We are living in turbulent times. The world is gripped by 3Fs – crises of food, fuel and finance. These crises are occurring at a time when humanity is faced with a trans-millennium challenge of survival; the spectre of global warming and climate change is looming large. Different parts of the world, and different communities in any given part, are experiencing the consequences of these crises differently. While North America and Europe are facing recession and unemployment, the poor in Africa are finding themselves almost abandoned by their own governments as aid is slowing down, trade is becoming protectionist and diaspora remittances are declining. The scenario in some of Asia is, however, somewhat different.
Many Asian economies are still growing at a decent pace – China at 7.5 % and India at 7 %. There is much greater business optimism in Asia today than anywhere else. There is also a much bigger youth population in Asia than in any other region of the world. The demographic profile in Asia is likely to be such over the next 50 years as to be supplying manpower for the rest of the world. So, the call for more economic growth is loud and strident in Asia today. Asian leaders have consistently rejected any targets for reduction of greenhouse gases, be it G20 (April 2009) or G8+5 (July 2009).
Demand for Education
So, in the region where I live and work, there is now a growing demand for education. Vast numbers of children are enrolling to attend primary schools; huge public investment is being made in secondary and tertiary education systems to cope with the pressures of massification. Even higher education is no longer considered as elitist in Asia. Indian and Chinese students constitute nearly two-thirds of all international students globally. So, the Asian governments and societies are investing in education in a massive way, a trend that is likely to continue over the next two decades.
In this rush to education in Asia, adult education finds hardly any space. There is a growing demand for vocational education which is not adequately met as yet; there is increasing supply of job-oriented skills training from governments and the private sector. Even the concern for retraining workers and employees in the context of the current recession is finding increasing support from policy-makers and political leaders.

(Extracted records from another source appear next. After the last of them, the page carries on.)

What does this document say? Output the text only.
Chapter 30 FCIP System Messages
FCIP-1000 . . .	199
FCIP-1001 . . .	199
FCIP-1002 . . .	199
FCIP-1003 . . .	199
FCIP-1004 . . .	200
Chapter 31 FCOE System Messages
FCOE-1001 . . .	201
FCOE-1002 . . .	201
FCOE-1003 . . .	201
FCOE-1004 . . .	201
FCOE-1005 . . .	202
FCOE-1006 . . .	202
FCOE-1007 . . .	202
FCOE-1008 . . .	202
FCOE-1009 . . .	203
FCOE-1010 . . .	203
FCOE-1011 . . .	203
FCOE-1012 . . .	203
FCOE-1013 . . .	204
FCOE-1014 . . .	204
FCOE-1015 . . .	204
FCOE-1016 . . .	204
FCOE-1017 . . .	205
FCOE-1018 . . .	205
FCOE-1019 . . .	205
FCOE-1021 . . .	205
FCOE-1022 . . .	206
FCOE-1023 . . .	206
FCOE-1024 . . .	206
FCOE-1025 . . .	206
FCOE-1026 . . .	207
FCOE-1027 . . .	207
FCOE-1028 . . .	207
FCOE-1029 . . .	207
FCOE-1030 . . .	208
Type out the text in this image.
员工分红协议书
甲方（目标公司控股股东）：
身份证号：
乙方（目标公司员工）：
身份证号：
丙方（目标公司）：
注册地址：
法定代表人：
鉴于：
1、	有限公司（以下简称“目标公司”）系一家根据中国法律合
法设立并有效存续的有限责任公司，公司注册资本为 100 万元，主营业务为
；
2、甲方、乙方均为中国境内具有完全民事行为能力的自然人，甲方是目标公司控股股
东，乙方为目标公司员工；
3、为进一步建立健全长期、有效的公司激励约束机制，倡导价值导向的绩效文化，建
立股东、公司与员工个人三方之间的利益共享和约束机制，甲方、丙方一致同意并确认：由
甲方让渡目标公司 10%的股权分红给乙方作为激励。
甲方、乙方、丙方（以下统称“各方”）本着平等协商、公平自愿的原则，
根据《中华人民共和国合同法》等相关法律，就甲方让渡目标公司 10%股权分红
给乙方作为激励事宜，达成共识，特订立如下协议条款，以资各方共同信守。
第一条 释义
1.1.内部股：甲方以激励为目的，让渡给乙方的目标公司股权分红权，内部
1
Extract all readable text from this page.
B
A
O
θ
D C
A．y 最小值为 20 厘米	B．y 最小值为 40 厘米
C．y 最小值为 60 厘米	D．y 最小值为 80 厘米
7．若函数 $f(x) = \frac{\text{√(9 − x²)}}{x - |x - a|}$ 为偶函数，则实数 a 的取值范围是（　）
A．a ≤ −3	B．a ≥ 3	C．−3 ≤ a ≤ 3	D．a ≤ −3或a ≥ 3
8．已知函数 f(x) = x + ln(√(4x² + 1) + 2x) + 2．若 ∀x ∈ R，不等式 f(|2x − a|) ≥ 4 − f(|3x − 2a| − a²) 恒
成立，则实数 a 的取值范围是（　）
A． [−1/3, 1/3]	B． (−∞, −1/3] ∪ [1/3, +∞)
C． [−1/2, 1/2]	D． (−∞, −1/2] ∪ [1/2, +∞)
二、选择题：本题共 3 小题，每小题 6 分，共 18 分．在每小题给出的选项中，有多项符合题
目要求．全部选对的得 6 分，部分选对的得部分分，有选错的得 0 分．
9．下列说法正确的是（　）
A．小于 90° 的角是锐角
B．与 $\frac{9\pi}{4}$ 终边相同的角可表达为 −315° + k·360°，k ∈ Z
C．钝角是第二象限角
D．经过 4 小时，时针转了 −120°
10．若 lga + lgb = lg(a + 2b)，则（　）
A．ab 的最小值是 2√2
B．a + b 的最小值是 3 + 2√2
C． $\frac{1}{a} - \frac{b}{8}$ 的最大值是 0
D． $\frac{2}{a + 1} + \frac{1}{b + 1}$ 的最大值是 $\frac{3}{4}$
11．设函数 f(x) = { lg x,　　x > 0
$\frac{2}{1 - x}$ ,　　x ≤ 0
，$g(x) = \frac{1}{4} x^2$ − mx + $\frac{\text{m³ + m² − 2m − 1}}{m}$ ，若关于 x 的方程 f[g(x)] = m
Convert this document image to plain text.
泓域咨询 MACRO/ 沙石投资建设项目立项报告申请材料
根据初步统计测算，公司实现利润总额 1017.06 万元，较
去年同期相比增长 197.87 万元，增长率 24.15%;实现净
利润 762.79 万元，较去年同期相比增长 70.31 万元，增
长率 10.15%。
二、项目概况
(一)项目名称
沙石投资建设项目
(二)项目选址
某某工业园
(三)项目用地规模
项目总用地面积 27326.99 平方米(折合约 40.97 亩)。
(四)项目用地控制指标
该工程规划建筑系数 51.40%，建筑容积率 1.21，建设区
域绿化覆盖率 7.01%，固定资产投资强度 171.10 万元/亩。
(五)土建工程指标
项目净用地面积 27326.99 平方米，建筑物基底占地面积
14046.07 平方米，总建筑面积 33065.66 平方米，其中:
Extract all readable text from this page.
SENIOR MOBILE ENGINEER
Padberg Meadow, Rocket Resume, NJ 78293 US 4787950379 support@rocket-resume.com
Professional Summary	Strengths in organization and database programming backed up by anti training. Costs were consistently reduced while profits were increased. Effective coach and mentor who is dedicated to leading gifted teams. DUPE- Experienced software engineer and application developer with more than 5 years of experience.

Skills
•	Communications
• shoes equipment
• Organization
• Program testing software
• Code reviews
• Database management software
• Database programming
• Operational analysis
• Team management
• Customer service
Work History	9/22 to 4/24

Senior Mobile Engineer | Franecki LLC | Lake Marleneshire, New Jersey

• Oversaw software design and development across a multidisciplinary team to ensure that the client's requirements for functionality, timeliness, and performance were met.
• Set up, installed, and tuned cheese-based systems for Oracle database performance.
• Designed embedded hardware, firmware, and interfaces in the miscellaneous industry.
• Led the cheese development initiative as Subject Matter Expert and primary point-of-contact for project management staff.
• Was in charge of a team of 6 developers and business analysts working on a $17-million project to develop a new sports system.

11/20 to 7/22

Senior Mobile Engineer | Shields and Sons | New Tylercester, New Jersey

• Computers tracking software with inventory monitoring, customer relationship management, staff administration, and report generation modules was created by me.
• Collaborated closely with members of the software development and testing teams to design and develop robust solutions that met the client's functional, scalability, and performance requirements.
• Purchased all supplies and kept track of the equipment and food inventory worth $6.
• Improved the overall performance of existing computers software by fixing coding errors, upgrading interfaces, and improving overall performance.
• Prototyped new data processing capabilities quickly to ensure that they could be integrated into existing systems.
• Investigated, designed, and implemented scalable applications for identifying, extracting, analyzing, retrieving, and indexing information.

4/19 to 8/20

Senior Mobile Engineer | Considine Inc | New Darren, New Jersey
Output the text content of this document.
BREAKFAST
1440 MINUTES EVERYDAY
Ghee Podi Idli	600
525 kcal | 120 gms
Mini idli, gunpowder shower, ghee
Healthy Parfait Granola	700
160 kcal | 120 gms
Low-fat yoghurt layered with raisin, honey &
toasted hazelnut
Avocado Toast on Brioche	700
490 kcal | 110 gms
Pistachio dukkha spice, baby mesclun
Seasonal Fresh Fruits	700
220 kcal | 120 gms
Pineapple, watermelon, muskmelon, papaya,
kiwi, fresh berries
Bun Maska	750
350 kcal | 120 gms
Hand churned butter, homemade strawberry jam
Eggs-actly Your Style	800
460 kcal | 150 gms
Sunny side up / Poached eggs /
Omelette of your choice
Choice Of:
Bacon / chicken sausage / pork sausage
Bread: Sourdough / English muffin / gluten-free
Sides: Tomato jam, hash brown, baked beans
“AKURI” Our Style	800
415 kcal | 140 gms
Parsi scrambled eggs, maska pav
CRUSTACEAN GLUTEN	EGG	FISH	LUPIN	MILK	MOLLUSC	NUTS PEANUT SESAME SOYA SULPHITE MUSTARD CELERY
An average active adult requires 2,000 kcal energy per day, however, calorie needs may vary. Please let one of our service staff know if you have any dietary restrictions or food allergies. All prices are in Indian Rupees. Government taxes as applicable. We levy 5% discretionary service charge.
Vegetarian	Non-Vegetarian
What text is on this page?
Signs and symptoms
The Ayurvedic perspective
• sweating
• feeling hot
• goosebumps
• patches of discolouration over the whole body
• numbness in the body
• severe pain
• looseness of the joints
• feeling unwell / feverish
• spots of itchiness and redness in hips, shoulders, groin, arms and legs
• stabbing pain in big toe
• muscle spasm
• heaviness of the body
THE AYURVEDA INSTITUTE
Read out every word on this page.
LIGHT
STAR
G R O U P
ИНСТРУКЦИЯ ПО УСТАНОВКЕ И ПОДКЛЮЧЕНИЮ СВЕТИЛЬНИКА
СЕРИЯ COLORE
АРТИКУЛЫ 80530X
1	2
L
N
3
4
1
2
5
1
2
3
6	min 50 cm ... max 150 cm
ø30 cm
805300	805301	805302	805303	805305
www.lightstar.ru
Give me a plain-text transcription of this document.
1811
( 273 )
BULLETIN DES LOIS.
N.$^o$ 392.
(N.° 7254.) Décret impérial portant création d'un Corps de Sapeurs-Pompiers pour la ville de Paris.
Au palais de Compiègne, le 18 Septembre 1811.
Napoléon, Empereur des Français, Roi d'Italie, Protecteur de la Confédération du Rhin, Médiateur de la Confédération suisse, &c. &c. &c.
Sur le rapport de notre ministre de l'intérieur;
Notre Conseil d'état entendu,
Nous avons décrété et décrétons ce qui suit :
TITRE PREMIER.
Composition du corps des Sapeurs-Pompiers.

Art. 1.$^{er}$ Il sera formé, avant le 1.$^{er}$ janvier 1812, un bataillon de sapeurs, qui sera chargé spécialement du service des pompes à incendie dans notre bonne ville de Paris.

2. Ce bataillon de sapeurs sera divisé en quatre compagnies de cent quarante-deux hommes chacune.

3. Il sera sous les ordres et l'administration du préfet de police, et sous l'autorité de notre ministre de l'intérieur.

Interestingly enough, most of these growing investments for the supply of education, primary, secondary, tertiary and vocational, are being financed by indigenous sources. Official Development Assistance has all but disappeared in Asia apart from a few countries like Nepal, Bangladesh and Cambodia. Public and household resources are financing this “education rush” in Asia. The private sector is also coming into play in a big way, even though the policy framework for this is still underdeveloped in Asia.
The ironical situation in Asian countries is that governments are not looking at investing in adult literacy; as has been variously articulated, Education For All (EFA) is now focused exclusively on primary education, and, public provision of other forms of adult education is not even considered. Most Asian governments have not yet adopted a lifelong learning perspective for articulating their education policies and plans; as a result, the place for adult education as an integral component of national educational policy is unexplored and under-mentioned.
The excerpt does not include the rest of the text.